En Gilead, la mujer “desobediente”, que se rebela contra las opresiones del sistema es asesinada. Sin juicio previo, sin posibilidad de defensa, sin atenuantes. O acaso peor, es enviada a “las colonias”, a limpiar residuos radioactivos. Alguna vez escuché en algún debate televisivo un análisis acerca de por qué matan cada vez más mujeres, incluso ante el endurecimiento de la pena y su calificación como “femicidio” desde 2012. La explicación decía que la violencia contra las mujeres se ejerció siempre pero antes la mujer lo soportaba. Por el miedo al qué dirán, por el mandato social de quedarse con su marido, por el estigma de ser una mujer sola. Hoy en día no es así y el castigo a la rebeldía es el femicidio.
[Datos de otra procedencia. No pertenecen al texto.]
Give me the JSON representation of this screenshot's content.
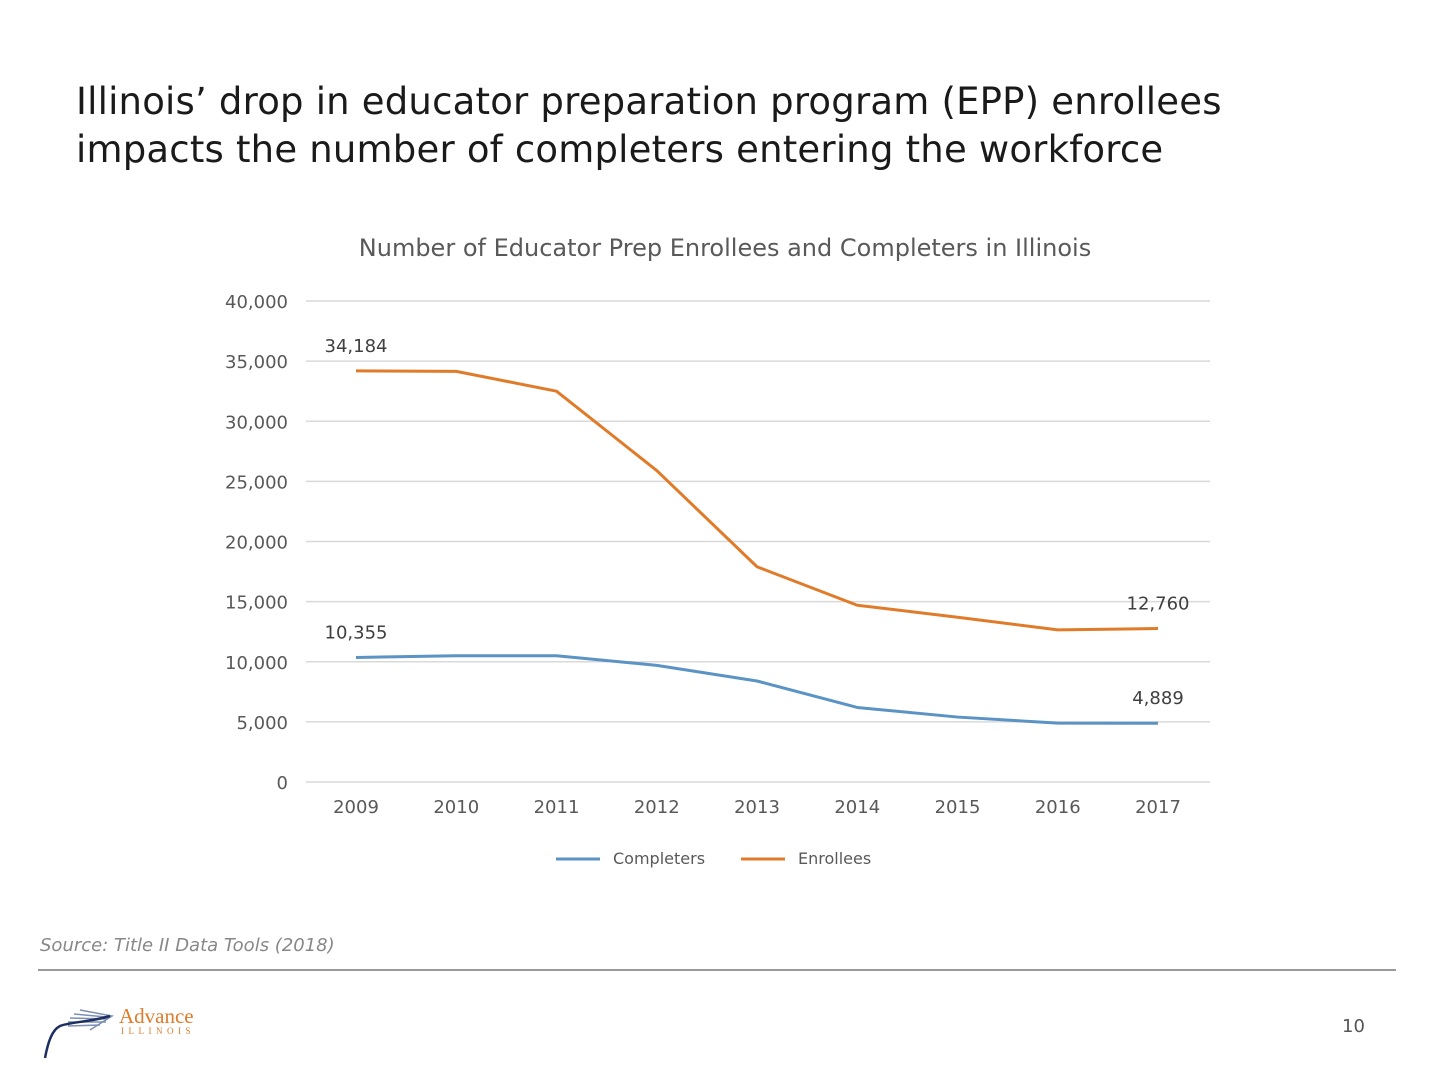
{
  "slide": {
    "title_lines": [
      "Illinois’ drop in educator preparation program (EPP) enrollees",
      "impacts the number of completers entering the workforce"
    ],
    "source": "Source: Title II Data Tools (2018)",
    "page_number": "10",
    "logo": {
      "name": "Advance",
      "sub": "ILLINOIS"
    }
  },
  "chart_data": {
    "type": "line",
    "title": "Number of Educator Prep Enrollees and Completers in Illinois",
    "xlabel": "",
    "ylabel": "",
    "categories": [
      "2009",
      "2010",
      "2011",
      "2012",
      "2013",
      "2014",
      "2015",
      "2016",
      "2017"
    ],
    "ylim": [
      0,
      40000
    ],
    "yticks": [
      "0",
      "5,000",
      "10,000",
      "15,000",
      "20,000",
      "25,000",
      "30,000",
      "35,000",
      "40,000"
    ],
    "grid": true,
    "legend_position": "bottom",
    "series": [
      {
        "name": "Completers",
        "color": "#5b93c4",
        "values": [
          10355,
          10500,
          10500,
          9700,
          8400,
          6200,
          5400,
          4900,
          4889
        ],
        "labels": {
          "0": "10,355",
          "8": "4,889"
        }
      },
      {
        "name": "Enrollees",
        "color": "#e07b2a",
        "values": [
          34184,
          34150,
          32500,
          25900,
          17900,
          14700,
          13700,
          12650,
          12760
        ],
        "labels": {
          "0": "34,184",
          "8": "12,760"
        }
      }
    ]
  }
}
El 1 de enero de 2019 me tracé una meta personal en mi tarea cotidiana y periodística. Decidí comenzar un registro propio de la cantidad de femicidios que ocurrieran en el país. Mi intención era contar con estadísticas propias debido a que no abundan oficiales y las que se conocen son, en su mayoría, elaboradas por ONGs.
No hubo mucho tiempo para el análisis: ese mismo día Celeste Castillo fue asesinada por su marido policía de un tiro con su arma reglamentaria, que después apuntó contra sí mismo. Mi lista comenzó con Celeste. Y fue a horas del año nuevo. Después se sumó una más y otra y otra y me fue imposible, también debido a las tareas cotidianas, continuar con el registro. Eran muchas en pocos días. Al día de hoy se cuentan más de 35.
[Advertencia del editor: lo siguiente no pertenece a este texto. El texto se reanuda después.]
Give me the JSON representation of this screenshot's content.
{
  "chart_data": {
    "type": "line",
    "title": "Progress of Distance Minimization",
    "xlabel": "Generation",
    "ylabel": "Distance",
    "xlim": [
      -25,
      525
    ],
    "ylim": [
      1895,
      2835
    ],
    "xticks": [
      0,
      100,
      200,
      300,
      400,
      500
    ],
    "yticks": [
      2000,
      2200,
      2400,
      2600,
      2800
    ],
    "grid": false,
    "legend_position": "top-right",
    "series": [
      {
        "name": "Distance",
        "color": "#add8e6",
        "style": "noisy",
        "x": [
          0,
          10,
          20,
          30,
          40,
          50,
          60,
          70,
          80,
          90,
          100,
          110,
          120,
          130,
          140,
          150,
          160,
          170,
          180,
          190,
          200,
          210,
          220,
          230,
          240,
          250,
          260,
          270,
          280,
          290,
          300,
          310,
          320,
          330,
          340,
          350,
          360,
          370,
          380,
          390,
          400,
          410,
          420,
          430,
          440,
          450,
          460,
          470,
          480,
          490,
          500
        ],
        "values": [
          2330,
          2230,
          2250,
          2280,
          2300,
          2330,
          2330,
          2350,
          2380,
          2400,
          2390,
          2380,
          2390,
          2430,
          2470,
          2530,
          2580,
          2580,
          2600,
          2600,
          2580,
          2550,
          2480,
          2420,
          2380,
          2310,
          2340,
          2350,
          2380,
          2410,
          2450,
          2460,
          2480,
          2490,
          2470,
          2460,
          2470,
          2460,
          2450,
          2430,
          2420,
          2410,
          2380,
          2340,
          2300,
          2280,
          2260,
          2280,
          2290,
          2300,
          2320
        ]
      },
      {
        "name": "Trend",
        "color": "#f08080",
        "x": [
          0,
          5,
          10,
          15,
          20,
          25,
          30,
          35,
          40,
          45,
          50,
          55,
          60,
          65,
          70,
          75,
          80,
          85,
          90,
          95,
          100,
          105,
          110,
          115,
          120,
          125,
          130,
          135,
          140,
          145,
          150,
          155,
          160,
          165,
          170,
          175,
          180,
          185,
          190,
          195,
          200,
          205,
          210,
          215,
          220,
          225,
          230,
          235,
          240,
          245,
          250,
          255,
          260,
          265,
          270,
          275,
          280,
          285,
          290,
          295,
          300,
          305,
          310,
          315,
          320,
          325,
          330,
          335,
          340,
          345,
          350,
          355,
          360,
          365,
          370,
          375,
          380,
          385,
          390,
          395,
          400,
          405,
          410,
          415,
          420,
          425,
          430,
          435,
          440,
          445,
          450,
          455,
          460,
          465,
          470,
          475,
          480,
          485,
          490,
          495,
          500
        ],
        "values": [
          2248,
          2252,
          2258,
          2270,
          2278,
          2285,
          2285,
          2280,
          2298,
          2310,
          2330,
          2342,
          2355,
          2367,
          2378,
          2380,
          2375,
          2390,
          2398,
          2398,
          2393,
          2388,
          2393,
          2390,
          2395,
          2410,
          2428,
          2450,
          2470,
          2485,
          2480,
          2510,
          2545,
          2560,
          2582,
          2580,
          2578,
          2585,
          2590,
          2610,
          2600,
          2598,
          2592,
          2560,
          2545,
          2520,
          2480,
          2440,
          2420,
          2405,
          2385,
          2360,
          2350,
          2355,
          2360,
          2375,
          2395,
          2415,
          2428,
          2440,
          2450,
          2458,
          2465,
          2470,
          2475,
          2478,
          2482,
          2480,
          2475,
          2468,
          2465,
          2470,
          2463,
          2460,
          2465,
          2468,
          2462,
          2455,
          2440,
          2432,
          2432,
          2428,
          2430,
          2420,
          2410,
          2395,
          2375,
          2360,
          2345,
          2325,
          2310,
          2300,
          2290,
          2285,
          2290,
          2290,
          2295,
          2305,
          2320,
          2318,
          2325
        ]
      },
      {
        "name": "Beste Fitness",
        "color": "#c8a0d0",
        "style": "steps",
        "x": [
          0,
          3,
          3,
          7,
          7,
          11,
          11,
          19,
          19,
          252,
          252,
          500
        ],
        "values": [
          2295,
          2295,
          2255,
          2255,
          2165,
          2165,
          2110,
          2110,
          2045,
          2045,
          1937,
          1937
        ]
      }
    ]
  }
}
¿Por qué, con toda la información disponible, continúan los femicidios? Nelly Minyersky es una abogada feminista que, en una entrevista con Página12, intentó responder esa pregunta. “Creo honestamente que la única forma de enfocar el femicidio y la violencia es considerar que no se arregla con más educación. Es un problema de autoestima, de sentir que tenés derechos”. Esos derechos que no tienen las mujeres de Gilead.
La novela es una crítica social única y exquisita. Recomendable por demás. Permite pensar la sociedad que tenemos, los avances, los retrocesos, lo que todavía queda por cambiar y es una posibilidad para salirse del sillón cómodo del sentido común, de lo establecido y comenzar a cuestionar. Aún en esos lugares donde todo parece incuestionable.
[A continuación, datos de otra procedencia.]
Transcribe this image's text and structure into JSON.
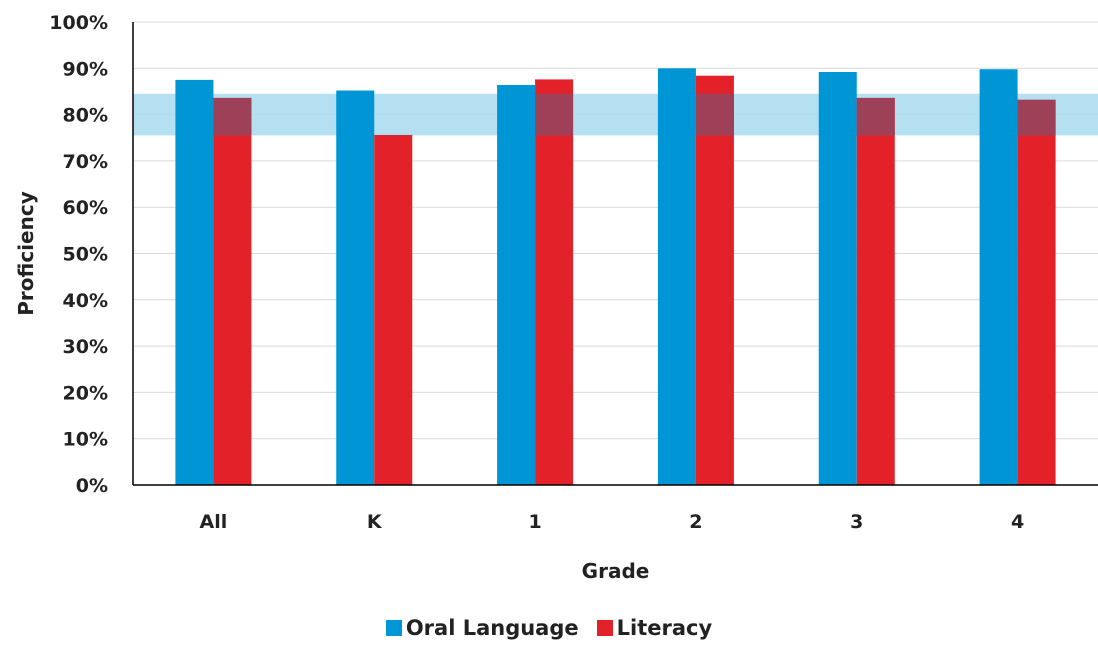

Cuando era chica jamás escuché la palabra “feminista”. Sin embargo estoy convencida que mi mamá era una. Sin saber qué quería decir la palabra, con sus acciones –y su humor sano– siempre nos demostró la diferencia que existía entre el hombre y la mujer en cuanto a obligaciones y privilegios. Recuerdo que siempre decía “me voy a cocinar porque no nací hombre”, con palabras menos políticamente correctas. Un poco en chiste, un poco en serio, lo decía cada vez que tenía que realizar alguna tarea que le tocaba “por ser mujer”. Siempre lo recuerdo. Desde chica noté que no éramos iguales ellos y nosotras. A medida que fui creciendo esas diferencias se hicieron más notorias, pero el sentido común establecido me hacía dudar de mi intuición. Hasta que llegó la ola del feminismo y me di cuenta que mi mamá, sin saberlo, siempre tuvo razón. Mi mamá había entendido todo.